Imam Faisal Abdul Rauf, who holds a degree in physics from Columbia University and a master’s in Plasma Physics from Stevens Institute of Technology in New Jersey, according to online biographies, is quoted as saying on a radio program: "Look, I'm not a politician. The issue of terrorism is a very complex question. … There was an attempt in the '90s to have the UN define what terrorism is and say who was a terrorist. There was no ability to get agreement on that. … I am a peace builder. I will not allow anybody to put me in a position where I am seen by any party in the world as an adversary or as an enemy.”

First Read reached out for a response from the Cordoba Initiative, the group behind the proposed mosque in New York. The imam is chairman and founder of Cordoba.

We will update when we hear back, but Scott’s claim is based on something unrelated -- or quite loosely associated at best.

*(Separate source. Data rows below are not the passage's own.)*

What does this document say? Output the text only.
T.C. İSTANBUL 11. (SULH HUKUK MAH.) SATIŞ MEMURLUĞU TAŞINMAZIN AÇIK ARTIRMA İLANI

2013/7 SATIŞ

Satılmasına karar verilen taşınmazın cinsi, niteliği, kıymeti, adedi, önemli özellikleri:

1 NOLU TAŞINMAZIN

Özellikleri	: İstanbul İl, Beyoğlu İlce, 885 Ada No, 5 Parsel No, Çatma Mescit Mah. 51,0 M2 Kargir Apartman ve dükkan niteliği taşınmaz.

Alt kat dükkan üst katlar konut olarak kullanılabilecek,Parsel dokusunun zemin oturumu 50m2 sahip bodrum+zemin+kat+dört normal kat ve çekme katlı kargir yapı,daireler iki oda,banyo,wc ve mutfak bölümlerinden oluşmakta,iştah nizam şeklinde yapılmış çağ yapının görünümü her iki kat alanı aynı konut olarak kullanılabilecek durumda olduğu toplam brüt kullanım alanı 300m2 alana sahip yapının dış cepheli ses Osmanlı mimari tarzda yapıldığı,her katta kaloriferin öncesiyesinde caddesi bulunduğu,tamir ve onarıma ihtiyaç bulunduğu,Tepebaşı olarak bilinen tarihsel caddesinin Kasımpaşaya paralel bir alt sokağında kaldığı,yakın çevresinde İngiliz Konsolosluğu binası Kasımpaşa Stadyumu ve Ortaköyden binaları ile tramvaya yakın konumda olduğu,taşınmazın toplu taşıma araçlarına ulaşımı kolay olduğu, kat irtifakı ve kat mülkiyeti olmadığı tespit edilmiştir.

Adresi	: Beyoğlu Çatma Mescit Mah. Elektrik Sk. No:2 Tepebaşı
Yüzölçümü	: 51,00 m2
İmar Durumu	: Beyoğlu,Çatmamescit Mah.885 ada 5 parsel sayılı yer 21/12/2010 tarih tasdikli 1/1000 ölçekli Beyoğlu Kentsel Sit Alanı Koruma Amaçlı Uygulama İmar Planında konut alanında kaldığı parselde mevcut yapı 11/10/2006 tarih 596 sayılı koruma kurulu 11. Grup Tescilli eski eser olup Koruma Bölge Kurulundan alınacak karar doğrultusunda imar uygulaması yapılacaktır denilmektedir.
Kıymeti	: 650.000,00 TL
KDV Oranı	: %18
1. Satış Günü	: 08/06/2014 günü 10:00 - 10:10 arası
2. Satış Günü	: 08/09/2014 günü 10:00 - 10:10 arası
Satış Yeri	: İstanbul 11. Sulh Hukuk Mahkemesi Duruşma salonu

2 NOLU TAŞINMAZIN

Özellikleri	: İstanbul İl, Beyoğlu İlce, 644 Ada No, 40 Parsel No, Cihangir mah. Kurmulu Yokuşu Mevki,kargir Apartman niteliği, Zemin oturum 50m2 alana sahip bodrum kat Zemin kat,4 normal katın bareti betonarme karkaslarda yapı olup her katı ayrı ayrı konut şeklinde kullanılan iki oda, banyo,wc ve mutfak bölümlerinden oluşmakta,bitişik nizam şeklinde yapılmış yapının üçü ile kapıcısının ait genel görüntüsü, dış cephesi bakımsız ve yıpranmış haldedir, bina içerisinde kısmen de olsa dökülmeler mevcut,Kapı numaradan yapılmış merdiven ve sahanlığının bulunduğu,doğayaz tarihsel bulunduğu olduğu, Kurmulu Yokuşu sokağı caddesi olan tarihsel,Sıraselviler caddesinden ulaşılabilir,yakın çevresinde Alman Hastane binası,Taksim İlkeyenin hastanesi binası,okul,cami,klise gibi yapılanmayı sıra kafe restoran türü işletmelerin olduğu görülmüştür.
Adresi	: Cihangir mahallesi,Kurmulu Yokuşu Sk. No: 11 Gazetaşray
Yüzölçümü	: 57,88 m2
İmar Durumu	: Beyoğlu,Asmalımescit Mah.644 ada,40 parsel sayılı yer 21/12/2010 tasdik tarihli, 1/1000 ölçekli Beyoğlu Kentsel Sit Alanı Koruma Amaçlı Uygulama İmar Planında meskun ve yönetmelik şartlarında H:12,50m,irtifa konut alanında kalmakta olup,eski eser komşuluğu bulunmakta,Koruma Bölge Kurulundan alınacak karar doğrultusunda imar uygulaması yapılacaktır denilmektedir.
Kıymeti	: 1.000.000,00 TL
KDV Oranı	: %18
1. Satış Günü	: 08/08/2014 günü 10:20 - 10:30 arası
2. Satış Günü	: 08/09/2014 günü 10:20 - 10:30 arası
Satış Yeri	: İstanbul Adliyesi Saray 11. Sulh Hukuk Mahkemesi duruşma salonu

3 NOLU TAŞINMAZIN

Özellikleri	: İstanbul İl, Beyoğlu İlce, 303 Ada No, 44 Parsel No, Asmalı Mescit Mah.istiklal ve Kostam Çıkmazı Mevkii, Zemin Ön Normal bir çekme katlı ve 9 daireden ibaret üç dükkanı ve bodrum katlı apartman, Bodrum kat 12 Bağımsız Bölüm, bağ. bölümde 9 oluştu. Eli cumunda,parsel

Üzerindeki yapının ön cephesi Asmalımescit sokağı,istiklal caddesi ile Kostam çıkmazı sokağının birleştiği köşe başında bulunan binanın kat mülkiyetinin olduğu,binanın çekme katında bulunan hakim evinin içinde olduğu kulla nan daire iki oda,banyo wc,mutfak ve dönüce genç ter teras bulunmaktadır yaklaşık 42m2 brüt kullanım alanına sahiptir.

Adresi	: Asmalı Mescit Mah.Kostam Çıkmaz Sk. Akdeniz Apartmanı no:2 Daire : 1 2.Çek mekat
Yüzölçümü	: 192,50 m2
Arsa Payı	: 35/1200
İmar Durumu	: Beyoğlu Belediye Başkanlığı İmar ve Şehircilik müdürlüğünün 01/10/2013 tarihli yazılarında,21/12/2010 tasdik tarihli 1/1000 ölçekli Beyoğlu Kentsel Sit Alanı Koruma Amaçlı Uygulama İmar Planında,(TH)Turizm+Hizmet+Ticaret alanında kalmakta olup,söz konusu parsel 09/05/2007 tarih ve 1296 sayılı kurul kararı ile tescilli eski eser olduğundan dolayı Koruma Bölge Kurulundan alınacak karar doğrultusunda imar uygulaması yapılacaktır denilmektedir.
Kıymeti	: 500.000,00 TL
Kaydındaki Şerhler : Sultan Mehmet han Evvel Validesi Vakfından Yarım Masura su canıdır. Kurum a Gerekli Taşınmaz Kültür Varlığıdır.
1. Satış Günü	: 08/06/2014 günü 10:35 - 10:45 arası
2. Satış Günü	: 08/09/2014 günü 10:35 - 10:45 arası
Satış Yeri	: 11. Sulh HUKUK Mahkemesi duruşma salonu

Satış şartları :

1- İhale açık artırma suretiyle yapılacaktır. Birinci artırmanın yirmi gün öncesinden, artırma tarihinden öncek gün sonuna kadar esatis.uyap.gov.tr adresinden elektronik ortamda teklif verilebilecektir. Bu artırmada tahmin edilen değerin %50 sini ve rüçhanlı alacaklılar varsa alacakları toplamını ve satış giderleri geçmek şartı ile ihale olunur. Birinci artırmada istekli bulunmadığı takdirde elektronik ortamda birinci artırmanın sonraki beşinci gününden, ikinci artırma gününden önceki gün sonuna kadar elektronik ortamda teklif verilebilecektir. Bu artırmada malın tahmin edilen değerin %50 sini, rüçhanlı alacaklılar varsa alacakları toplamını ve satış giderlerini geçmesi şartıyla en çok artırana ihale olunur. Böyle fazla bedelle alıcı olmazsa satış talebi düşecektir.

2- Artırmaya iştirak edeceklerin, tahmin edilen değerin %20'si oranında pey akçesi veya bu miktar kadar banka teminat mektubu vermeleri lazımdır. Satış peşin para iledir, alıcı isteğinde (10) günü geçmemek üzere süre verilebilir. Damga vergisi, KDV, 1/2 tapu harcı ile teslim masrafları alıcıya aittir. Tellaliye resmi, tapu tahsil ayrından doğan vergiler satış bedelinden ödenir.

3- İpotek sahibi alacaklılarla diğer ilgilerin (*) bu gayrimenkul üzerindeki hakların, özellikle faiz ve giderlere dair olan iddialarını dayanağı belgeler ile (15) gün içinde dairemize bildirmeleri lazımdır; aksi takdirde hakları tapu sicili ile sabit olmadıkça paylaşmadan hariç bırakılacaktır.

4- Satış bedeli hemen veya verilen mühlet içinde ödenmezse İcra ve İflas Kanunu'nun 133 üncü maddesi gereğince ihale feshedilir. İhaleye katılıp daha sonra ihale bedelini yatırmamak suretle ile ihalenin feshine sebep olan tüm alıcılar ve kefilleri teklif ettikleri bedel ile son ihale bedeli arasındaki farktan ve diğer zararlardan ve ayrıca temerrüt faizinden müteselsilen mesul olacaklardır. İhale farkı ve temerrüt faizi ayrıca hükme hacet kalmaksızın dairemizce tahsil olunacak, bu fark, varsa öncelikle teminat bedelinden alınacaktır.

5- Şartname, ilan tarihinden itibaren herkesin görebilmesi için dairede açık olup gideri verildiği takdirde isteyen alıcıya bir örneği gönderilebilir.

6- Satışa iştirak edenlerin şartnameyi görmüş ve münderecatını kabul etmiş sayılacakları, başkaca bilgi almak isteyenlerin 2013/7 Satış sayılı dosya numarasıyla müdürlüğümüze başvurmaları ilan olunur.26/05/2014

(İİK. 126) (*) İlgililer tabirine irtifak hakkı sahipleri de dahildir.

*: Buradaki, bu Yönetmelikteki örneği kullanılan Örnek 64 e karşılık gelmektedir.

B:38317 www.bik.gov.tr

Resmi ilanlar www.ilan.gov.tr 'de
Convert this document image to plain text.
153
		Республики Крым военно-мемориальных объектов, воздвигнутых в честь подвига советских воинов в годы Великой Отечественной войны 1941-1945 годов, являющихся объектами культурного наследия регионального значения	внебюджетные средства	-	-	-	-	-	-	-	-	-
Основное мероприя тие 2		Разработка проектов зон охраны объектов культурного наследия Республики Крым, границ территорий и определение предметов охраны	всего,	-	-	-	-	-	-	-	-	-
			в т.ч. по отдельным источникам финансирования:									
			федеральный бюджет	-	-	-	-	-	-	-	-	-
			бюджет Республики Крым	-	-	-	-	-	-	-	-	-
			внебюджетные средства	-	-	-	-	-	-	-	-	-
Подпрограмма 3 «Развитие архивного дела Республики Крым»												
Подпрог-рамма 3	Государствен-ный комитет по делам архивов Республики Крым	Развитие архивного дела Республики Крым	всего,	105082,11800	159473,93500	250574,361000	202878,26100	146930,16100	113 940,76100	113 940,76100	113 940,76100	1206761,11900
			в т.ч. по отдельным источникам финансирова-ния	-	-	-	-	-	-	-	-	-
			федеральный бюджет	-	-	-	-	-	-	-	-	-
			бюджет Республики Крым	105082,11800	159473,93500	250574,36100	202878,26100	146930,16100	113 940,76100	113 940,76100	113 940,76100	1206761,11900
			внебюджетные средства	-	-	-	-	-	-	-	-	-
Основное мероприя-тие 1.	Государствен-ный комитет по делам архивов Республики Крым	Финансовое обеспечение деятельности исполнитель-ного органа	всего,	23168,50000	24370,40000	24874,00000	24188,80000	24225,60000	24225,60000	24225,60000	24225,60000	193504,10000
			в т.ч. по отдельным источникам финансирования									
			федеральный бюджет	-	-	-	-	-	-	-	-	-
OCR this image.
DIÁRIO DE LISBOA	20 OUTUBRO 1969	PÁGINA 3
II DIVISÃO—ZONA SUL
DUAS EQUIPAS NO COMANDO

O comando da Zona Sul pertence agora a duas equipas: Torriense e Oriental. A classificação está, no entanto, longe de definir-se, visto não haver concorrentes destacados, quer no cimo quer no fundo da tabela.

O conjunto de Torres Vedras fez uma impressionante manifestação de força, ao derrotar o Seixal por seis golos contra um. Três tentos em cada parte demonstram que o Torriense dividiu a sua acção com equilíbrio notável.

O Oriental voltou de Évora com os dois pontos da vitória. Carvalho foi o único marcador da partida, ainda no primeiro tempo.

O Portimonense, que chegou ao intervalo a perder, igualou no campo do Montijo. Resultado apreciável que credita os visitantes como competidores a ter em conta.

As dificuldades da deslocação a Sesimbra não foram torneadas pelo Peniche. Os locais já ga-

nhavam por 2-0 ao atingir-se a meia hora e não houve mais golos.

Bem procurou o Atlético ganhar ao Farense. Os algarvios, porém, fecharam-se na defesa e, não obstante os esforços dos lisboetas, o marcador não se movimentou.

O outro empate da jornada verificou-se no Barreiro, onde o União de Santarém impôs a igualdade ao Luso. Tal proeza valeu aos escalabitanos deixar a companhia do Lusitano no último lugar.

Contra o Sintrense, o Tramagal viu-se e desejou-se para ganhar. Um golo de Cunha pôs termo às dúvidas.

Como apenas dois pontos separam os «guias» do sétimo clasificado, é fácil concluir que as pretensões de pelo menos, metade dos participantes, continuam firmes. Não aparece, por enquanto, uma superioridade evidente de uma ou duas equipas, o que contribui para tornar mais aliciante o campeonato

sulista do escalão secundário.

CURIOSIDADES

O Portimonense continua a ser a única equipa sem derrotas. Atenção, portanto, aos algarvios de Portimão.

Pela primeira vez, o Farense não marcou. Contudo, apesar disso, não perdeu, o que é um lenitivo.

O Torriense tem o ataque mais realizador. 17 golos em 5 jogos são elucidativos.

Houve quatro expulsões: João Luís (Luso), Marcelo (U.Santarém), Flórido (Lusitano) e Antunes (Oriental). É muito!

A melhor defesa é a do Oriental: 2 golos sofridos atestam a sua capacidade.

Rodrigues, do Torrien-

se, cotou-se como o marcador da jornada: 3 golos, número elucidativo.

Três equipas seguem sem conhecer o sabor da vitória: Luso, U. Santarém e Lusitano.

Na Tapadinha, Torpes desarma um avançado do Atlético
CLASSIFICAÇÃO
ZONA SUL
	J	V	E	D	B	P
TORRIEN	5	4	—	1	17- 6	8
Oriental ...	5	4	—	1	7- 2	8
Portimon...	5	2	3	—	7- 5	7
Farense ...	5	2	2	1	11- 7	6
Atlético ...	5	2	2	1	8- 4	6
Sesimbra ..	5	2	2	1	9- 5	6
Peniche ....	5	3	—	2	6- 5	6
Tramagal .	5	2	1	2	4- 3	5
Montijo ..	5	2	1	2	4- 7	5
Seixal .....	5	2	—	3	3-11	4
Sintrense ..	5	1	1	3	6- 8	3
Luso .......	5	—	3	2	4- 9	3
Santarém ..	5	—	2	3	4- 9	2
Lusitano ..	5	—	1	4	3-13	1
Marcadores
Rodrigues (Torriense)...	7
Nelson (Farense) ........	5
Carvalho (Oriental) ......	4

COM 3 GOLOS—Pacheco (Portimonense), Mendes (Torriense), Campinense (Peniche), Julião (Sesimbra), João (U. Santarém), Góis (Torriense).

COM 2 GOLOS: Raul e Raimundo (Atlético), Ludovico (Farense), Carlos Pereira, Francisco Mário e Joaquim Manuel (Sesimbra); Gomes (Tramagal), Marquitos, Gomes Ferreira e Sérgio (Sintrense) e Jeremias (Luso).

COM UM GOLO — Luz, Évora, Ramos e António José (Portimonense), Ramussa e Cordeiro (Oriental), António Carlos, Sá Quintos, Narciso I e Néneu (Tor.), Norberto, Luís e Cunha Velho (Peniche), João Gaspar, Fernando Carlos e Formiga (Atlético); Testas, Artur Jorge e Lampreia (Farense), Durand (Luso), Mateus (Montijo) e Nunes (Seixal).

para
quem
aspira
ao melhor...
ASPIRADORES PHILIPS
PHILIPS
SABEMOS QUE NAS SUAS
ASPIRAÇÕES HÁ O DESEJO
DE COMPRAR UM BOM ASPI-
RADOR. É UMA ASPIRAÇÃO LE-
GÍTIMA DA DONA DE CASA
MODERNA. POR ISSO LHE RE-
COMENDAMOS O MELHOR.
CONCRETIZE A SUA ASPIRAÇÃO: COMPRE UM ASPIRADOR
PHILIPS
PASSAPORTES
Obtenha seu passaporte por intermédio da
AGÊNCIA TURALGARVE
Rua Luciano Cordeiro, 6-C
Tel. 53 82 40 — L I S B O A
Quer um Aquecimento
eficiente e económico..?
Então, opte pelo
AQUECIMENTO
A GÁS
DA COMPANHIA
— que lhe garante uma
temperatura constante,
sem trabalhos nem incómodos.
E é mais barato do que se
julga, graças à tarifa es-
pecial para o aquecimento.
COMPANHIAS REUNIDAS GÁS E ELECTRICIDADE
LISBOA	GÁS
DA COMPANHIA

*** UPDATE *** Here's a follow up from Baker in an e-mail:

"Hamas is a US Department of State-identified terrorist group. And Iman Abdul Rauf refused to condemn Hamas for terror tactics. Here is the State Department list of terror organizations that includes Hamas. And to close the circle, here is AP today on Hamas saying the mosque must be built. To make this as clear as possible, Hamas is the Muslim extremist group the ad references. They blow up women and children with suicide bombs."

First Read's response:

"But to follow the logic chain here: the imam would have had to have been asked if he believed Hamas or Muslim extremists 'use terror tactics.' He wasn't asked that, according to the NYP story you sent along. Not to mention the full context of what he said on Hamas was him saying: 'Look, I'm not a politician. The issue of terrorism is a very complex question. … There was an attempt in the '90s to have the UN define what terrorism is and say who was a terrorist. There was no ability to get agreement on that. … I am a peace builder. I will not allow anybody to put me in a position where I am seen by any party in the world as an adversary or as an enemy.'

"Nonetheless, the ad would have been more truthful had it said simply that the imam refused to say Hamas was a terrorist group. As it stands, it takes some leaps of logic."